Nigerians may spend almost N1tn extra every year on petrol once the Federal Government implements its newly approved 15% import tariff on Premium Motor Spirit (PMS), according to a price analysis by The PUNCH.
Data from the Nigerian Midstream and Downstream Petroleum Regulatory Authority shows that between January and September 2025, the country imported an average of 26.75 million litres of petrol daily. With the proposed tariff of N99.72 per litre, daily tariff payments could reach N2.67bn, amounting to N973.64bn yearly—a cost expected to be passed on to consumers through increased pump prices.
The tariff—approved by President Bola Ahmed Tinubu and conveyed via a letter signed by his Private Secretary, Damilotun Aderemi—was recommended by Federal Inland Revenue Service Chairman Zacch Adedeji. It seeks to impose a 15% duty on the CIF value of imported petrol and diesel to align import costs with domestic market realities and support local refining.
Adedeji explained that the measure is part of wider fiscal and energy reforms aimed at stabilising the naira, boosting domestic refining, and ensuring long-term energy security. He noted that while the initiative is not designed primarily to raise revenue, it is expected to discourage duty-free imports that undermine emerging local refineries.
Growing Concern Across the Oil Sector
Despite government assurances, the approval has triggered significant backlash from oil sector stakeholders who warn that the tariff could raise fuel prices, worsen inflation, and increase operational costs for businesses.
IPMAN’s National Publicity Secretary, Chinedu Ukadike, said the policy contradicts the principles of a deregulated market. According to him, favouring local producers through tariffs risks distorting competition and discouraging importers.
He argued that the government should instead incentivise local refineries by supplying crude and easing taxes, rather than imposing additional costs on fuel imports. Ukadike further cautioned that any upward adjustment in petrol pricing would fuel inflation—especially as the festive season approaches.
PetroleumPrice.ng CEO, Jeremiah Olatide, described the tariff as a “double-edged sword”—one that could raise government revenue but deepen economic hardship. He agreed that Nigerians may indeed pay close to N1tn more annually for fuel, warning that multiple levies, including a planned 5% surcharge, may intensify inflationary pressure.

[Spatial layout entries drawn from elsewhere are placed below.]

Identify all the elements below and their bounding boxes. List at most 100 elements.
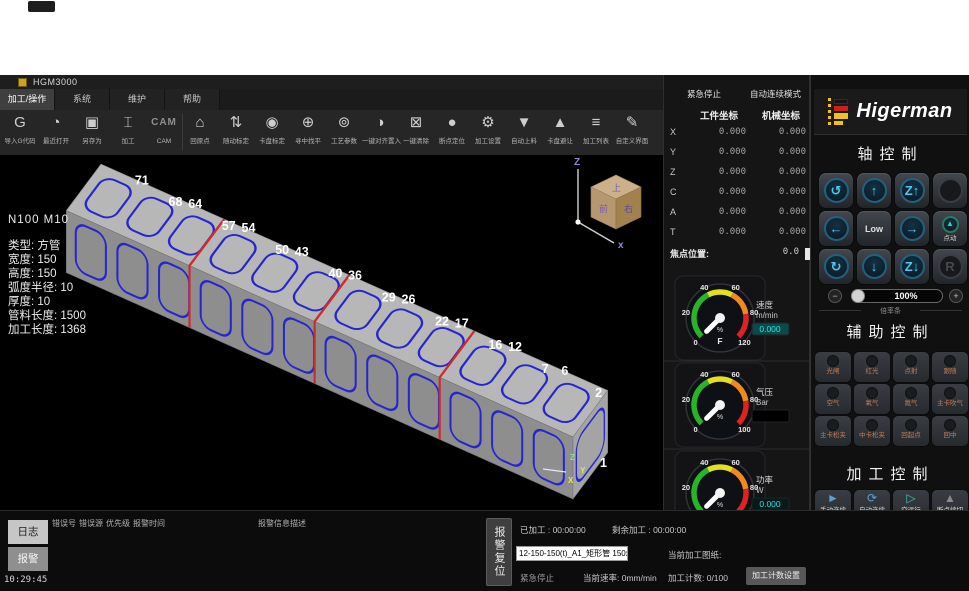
gauge-pressure: 020406080100%气压Bar — [675, 363, 789, 447]
window-title: HGM3000 — [33, 77, 78, 87]
jog-left-button[interactable]: ← — [819, 211, 853, 246]
tab-alarm[interactable]: 报警 — [8, 547, 48, 571]
toolbar-item-10[interactable]: ◑一键对齐置入 — [362, 112, 398, 154]
auto-run-icon: ⟳ — [867, 491, 877, 506]
toolbar-item-7[interactable]: ◉卡盘标定 — [254, 112, 290, 154]
rate-slider-knob[interactable] — [851, 289, 865, 303]
svg-text:2: 2 — [595, 386, 602, 400]
svg-text:60: 60 — [732, 370, 740, 379]
count-settings-button[interactable]: 加工计数设置 — [746, 567, 806, 585]
tab-log[interactable]: 日志 — [8, 520, 48, 544]
tube-parameter: 加工长度: 1368 — [8, 323, 86, 337]
svg-text:%: % — [717, 502, 723, 509]
svg-text:29: 29 — [382, 291, 396, 305]
jog-rotate-cw-button[interactable]: ↻ — [819, 249, 853, 284]
rate-decrease-button[interactable]: − — [828, 289, 842, 303]
program-line: N100 M10 — [8, 213, 86, 227]
toolbar-item-label: CAM — [146, 138, 182, 146]
jog-z-minus-button[interactable]: Z↓ — [895, 249, 929, 284]
toolbar-item-17[interactable]: ✎自定义界面 — [614, 112, 650, 154]
aux-button-3[interactable]: 跟随 — [932, 352, 968, 382]
rate-bar-label: 倍率条 — [811, 306, 969, 316]
brand-name: Higerman — [856, 100, 952, 123]
svg-text:40: 40 — [329, 267, 343, 281]
toolbar-item-3[interactable]: ⌶加工 — [110, 112, 146, 154]
aux-button-4[interactable]: 空气 — [815, 384, 851, 414]
clock: 10:29:45 — [4, 575, 47, 585]
toolbar-item-11[interactable]: ⊠一键清除 — [398, 112, 434, 154]
aux-button-10[interactable]: 回起点 — [893, 416, 929, 446]
aux-button-7[interactable]: 主卡吹气 — [932, 384, 968, 414]
current-file-field[interactable]: 12-150-150(t)_A1_矩形管 150x15 — [516, 546, 628, 561]
aux-button-0[interactable]: 光闸 — [815, 352, 851, 382]
rate-slider[interactable]: 100% — [851, 289, 943, 303]
jog-z-plus-button[interactable]: Z↑ — [895, 173, 929, 208]
jog-rotate-ccw-button[interactable]: ↺ — [819, 173, 853, 208]
svg-text:40: 40 — [700, 370, 708, 379]
indicator-lamp-icon — [866, 387, 878, 399]
menu-tab-1[interactable]: 系统 — [55, 89, 110, 110]
toolbar-item-1[interactable]: ◔最近打开 — [38, 112, 74, 154]
aux-button-5[interactable]: 氧气 — [854, 384, 890, 414]
disabled-icon: R — [938, 254, 963, 279]
axis-control-header: 轴控制 — [811, 143, 969, 164]
axis-work-value: 0.000 — [719, 227, 746, 237]
toolbar-item-15[interactable]: ▲卡盘避让 — [542, 112, 578, 154]
toolbar-item-16[interactable]: ≡加工列表 — [578, 112, 614, 154]
aux-button-label: 空气 — [827, 400, 840, 408]
svg-text:26: 26 — [402, 292, 416, 306]
axis-row-z: Z0.0000.000 — [664, 167, 811, 187]
jog-down-button[interactable]: ↓ — [857, 249, 891, 284]
jog-step-button[interactable]: ▲点动 — [933, 211, 967, 246]
menu-tab-0[interactable]: 加工/操作 — [0, 89, 55, 110]
toolbar-item-4[interactable]: CAMCAM — [146, 112, 182, 154]
toolbar-item-12[interactable]: ●断点定位 — [434, 112, 470, 154]
toolbar-item-9[interactable]: ⊚工艺参数 — [326, 112, 362, 154]
svg-text:40: 40 — [700, 458, 708, 467]
toolbar-item-14[interactable]: ▼自动上料 — [506, 112, 542, 154]
menu-tab-3[interactable]: 帮助 — [165, 89, 220, 110]
app-window: HGM3000 — □ ✕ 加工/操作系统维护帮助 G导入G代码◔最近打开▣另存… — [0, 75, 969, 591]
aux-button-11[interactable]: 回中 — [932, 416, 968, 446]
toolbar-item-8[interactable]: ⊕寻中找平 — [290, 112, 326, 154]
toolbar-item-13[interactable]: ⚙加工设置 — [470, 112, 506, 154]
tube-3d-render[interactable]: 7168645754504340362926221716127621ZYXZx上… — [0, 155, 663, 510]
svg-text:54: 54 — [242, 221, 256, 235]
aux-button-2[interactable]: 点射 — [893, 352, 929, 382]
jog-low-label: Low — [865, 224, 883, 234]
jog-right-button[interactable]: → — [895, 211, 929, 246]
rate-value: 100% — [876, 291, 936, 301]
manual-run-icon: ► — [827, 491, 839, 506]
viewport-3d[interactable]: 7168645754504340362926221716127621ZYXZx上… — [0, 155, 663, 510]
svg-text:40: 40 — [700, 283, 708, 292]
svg-text:%: % — [717, 327, 723, 334]
jog-arrow-icon: Z↓ — [900, 254, 925, 279]
menu-tab-2[interactable]: 维护 — [110, 89, 165, 110]
toolbar-item-5[interactable]: ⌂回原点 — [182, 112, 218, 154]
aux-button-9[interactable]: 中卡松夹 — [854, 416, 890, 446]
orientation-cube[interactable]: Zx上前右 — [574, 157, 641, 251]
aux-button-6[interactable]: 氮气 — [893, 384, 929, 414]
alarm-reset-button[interactable]: 报警复位 — [486, 518, 512, 586]
aux-button-label: 氮气 — [905, 400, 918, 408]
aux-button-8[interactable]: 主卡松夹 — [815, 416, 851, 446]
toolbar-item-0[interactable]: G导入G代码 — [2, 112, 38, 154]
speed-text: 当前速率: 0mm/min — [583, 572, 657, 584]
tube-parameter: 类型: 方管 — [8, 239, 86, 253]
toolbar-separator — [182, 114, 183, 150]
rate-increase-button[interactable]: + — [949, 289, 963, 303]
jog-low-button[interactable]: Low — [857, 211, 891, 246]
jog-disabled-button-2[interactable]: R — [933, 249, 967, 284]
jog-disabled-button-1[interactable] — [933, 173, 967, 208]
clear-x-icon: ⊠ — [398, 112, 434, 134]
aux-button-1[interactable]: 红光 — [854, 352, 890, 382]
step-icon: ▲ — [942, 216, 959, 233]
align-pie-icon: ◑ — [362, 112, 398, 134]
toolbar-item-2[interactable]: ▣另存为 — [74, 112, 110, 154]
aux-control-header: 辅助控制 — [811, 321, 969, 342]
focus-position-value: 0.0 — [783, 247, 799, 257]
svg-text:71: 71 — [135, 173, 149, 187]
toolbar-item-6[interactable]: ⇅随动标定 — [218, 112, 254, 154]
jog-arrow-icon: ↑ — [862, 178, 887, 203]
jog-up-button[interactable]: ↑ — [857, 173, 891, 208]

Olatide added that the tariff might not eliminate fuel imports, as traders could still pursue importation and transfer the added cost to consumers.
Calls for Government Strategy and Market Stability
Olatide and other industry experts stressed that the government should prioritise stabilising crude production, expanding local refining capacity, and encouraging a naira-for-crude policy to lower production costs and improve price stability.
PETROAN President, Billy Gillis-Harry, expressed support for measures protecting local refineries but warned that poor execution could result in scarcity and job losses. He urged the government to fast-track refinery revitalisation to avert potential shortages during the Yuletide season.
CPPE Supports the 15% Tariff
The Centre for the Promotion of Private Enterprise (CPPE), however, backed the new policy, calling it a strategic protectionist measure designed to rebuild Nigeria’s industrial capacity. Director Muda Yusuf said decades of overdependence on imports have weakened local industries and exposed the economy to global shocks.
CPPE noted that similar protectionist policies helped industries such as cement and flour grow significantly. It emphasised that the new tariff is not about isolationism but about enabling domestic refineries—including Dangote Refinery, NNPCL facilities, and modular plants—to compete fairly with cheaper imports.
The organisation added that protection alone is insufficient, urging the government to complement the tariff with tax incentives, low-interest financing, reliable energy supply, and infrastructure upgrades to ensure long-term industrial sustainability.